Welcome to the Rhubarb talks website

The 'Rhubarb Talks' are a series of seminars by PhD students for PhD students at NOCS.

Upcoming seminars are posted below and cover a whole range of scientific exploits. Talks are held every other Monday afternoon at 4.30pm in the postgrad lounge (node 086) and are accompanied by nibbles and refreshments.

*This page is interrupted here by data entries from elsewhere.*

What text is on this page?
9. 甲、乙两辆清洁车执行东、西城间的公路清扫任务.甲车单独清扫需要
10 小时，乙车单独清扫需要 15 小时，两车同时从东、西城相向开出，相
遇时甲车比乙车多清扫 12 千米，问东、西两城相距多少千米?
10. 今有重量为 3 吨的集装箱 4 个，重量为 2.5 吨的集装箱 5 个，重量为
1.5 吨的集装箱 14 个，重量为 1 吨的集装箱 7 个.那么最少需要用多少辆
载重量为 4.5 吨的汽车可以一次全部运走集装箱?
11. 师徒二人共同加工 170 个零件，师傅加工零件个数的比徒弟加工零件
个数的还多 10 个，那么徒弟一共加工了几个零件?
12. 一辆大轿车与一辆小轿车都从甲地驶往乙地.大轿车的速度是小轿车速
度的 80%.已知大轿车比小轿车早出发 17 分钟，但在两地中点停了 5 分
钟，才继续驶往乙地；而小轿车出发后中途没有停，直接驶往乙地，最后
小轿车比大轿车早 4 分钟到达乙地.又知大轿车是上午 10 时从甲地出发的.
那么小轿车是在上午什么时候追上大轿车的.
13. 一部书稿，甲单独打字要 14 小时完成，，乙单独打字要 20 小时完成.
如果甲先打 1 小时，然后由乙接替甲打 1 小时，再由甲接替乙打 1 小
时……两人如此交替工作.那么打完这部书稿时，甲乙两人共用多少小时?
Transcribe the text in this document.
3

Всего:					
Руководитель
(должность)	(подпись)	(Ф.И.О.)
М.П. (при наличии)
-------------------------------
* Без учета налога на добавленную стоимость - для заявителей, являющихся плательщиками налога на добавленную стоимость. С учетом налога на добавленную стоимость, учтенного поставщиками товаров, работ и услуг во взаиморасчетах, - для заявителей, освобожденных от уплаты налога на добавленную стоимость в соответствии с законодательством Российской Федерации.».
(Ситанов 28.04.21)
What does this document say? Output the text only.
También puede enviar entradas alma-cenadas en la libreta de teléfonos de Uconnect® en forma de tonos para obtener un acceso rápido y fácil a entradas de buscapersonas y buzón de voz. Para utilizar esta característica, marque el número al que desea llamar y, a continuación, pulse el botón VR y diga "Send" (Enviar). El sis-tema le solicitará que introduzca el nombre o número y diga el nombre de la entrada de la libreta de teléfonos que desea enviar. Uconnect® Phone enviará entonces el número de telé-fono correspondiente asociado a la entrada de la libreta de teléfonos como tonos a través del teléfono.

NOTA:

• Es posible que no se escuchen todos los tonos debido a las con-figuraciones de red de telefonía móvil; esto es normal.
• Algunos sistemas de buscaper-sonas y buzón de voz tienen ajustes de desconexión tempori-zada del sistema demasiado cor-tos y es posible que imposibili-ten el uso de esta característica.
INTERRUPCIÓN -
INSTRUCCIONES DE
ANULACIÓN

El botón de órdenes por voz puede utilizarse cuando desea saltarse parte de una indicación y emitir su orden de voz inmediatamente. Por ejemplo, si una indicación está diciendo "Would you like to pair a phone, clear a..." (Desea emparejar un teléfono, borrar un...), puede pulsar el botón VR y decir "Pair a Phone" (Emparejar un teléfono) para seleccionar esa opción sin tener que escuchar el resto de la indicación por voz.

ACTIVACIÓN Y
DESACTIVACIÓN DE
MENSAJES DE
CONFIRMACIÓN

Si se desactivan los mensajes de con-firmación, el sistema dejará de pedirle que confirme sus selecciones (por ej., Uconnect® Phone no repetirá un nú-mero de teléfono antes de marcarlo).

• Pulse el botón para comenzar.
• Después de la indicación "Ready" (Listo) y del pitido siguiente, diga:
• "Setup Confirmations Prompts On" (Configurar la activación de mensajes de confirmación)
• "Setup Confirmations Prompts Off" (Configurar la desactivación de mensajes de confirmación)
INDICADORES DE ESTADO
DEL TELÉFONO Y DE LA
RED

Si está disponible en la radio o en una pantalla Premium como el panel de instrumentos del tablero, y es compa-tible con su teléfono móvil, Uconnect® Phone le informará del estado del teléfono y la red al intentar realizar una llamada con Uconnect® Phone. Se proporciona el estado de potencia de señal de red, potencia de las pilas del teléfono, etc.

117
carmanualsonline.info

For more info or to volunteer for a talk, please contact The Rhubarb Team: Liz (E.Sargent@noc.soton.ac.uk),
Rosanna (R.Greenop@noc.soton.ac.uk), Maike (mjsp106@soton.ac.uk) or Sara (Sara.Cregeen@noc.soton.ac.uk)

Monday, August 6, 2012

Novel molecular insights into the fate of N2 fixed by diazotrophic plankton

Next Monday, 13th of August, Liz
Sargent will do a practice run of her talk for the Challenger Conference: Novel molecular insights into the fate of N2 fixed by diazotrophic plankton
Marine diazotrophs play an important role in oligotrophic surface oceans by fixing N2 into bioavailable forms.  To date, studies of the three main groups of N2-fixing organisms in the ocean (i.e. filamentous, heterocystous, and unicellular diazotrophs) have generally been limited to assessment of their presence and function in the euphotic zone, while the role these organisms have in the export of material to the ocean's interior has seldom been addressed.  Optical assessments of sinking particulate material from the eastern subtropical and tropical Atlantic demonstrated that Trichodesmium and Richelia intracellularis were commonly present below 100 m and as deep as 500 m.  Real-time quantitative PCR analysis with TaqMan probes was carried out on extracts of sinking particulate samples to 500 m to assess the presence of 5 nifH phylotypes: a single filamentous cyanobacterial probe specific to Trichodesmium, two heterocystous cyanobacterial probes specific to Richelia-Rhizosolenia and ¬Richelia¬-Hemiaulus (diazotrophic diatom associations), and two unicellular cyanobacterial probes specific to the uncultured Group A and Group C cyanobacteria.  These analyses revealed the presence of all of these diazotrophs below the mixed layer, which indicates previous assessments of the vertical distributions of these organisms may have overlooked the presence of diazotrophs at depth.  Contrary to previous expectations, results suggest that all three groups of marine diazotrophs are constituents of sinking material and are exported out of the euphotic zone in the subtropical and tropical Atlantic Ocean, providing novel insight into the cycling of fixed nitrogen in the oligotrophic ocean.